NASHVILLE, Tenn. (WTVF) — Auburn spent much of the 2018 football season mired in mediocrity, falling from the national rankings after starting the year ranked in the top 10. But on a sun-splashed late December afternoon in the Music City Bowl they provided yet another example of why SEC football reigns supreme in a 63-14 beatdown of Purdue.
This was just a clean, old fashioned whooping. The Tigers looked like a team full of four and five-star recruits that could compete with anybody in the country. The Boilermakers, frankly, looked like a 6-6 team.
Auburn found the end zone on the game’s third play when Jarrett Stidham found JaTarvious Whitlow wide open out of the backfield on third and one for a 66-yard touchdown.

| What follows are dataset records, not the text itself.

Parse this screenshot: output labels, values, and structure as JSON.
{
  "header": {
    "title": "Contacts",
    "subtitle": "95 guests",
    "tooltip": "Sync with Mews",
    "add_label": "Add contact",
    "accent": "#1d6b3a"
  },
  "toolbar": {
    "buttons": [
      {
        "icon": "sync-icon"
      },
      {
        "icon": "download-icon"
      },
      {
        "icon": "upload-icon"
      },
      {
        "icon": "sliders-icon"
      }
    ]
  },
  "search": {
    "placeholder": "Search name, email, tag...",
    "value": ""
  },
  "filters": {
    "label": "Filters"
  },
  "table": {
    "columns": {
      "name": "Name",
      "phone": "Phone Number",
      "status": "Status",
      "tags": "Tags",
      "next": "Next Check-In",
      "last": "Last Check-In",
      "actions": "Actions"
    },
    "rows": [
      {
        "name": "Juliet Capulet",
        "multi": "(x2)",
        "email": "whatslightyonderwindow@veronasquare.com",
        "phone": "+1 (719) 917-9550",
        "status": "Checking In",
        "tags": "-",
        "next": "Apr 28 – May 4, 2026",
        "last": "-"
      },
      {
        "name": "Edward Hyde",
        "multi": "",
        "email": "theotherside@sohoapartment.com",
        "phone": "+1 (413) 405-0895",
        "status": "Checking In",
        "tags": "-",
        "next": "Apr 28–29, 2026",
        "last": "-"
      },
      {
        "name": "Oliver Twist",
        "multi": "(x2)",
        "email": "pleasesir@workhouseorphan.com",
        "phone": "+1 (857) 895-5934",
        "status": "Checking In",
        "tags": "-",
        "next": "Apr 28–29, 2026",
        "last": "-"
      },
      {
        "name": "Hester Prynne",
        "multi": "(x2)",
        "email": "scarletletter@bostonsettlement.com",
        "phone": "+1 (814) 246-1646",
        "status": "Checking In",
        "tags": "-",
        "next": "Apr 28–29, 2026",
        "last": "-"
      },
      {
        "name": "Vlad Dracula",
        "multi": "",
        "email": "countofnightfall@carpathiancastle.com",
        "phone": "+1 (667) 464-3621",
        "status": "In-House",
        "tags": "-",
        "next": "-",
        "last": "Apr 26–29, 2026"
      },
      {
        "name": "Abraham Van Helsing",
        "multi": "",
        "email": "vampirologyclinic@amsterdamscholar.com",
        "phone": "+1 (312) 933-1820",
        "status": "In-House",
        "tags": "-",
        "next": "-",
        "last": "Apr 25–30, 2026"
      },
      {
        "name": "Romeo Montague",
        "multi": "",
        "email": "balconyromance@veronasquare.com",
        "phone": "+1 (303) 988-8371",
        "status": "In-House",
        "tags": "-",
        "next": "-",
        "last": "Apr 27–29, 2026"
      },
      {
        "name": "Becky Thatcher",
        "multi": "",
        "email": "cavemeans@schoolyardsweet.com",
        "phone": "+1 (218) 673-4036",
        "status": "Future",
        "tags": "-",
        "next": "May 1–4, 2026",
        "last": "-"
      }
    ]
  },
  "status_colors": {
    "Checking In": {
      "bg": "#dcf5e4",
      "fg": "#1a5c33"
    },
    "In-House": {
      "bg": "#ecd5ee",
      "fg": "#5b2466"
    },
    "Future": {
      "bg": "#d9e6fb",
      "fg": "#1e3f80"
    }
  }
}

The Tigers then scored the next seven times they gained possession of the ball before finally taking a knee on the final play of the first half.
Whitlow scored on each of the next two possessions, barreling in from one and two yards out of the wildcat. It was 21-0 and the Tigers never looked back.
It looked for a brief moment like Purdue may have found its footing when Rondale Moore took a jet sweep around end for a seven-yard touchdown to make it 21-7, but Auburn responded quickly. Jarrett Stidham hitting Darius Slayton in stride for a 74-yard touchdown to put the Tigers back up 21.
Stidham, who threw for 374 yards, hit Slayton two more times for scoring strikes in the first half as Auburn built a 56-7 lead, setting the FBS record for points in one half of a bowl game and breaking the previous Music City Bowl record for points in a game.
Stidham’s fifth and final TD toss went to Ryan Davis to cap the Tigers’ first drive of the second half to make it 63-7. He left to a standing ovation with five minutes left in the third quarter.
This was an Auburn team that was expected to be a playoff contender this season behind Stidham and a defense that shut a potent Purdue offense completely down Friday. But after beating Washington in the season opener they rarely reached that level of play, struggling to just a 3-5 record in SEC play.
But they seemed to put it all together for this one final game here in Nashville, left the Boilermakers in their wake.
Too little, too late maybe for an Auburn fanbase that expects championships. But this was a statement about the strength of the program, and just how far ahead the SEC is from most of the rest of the country.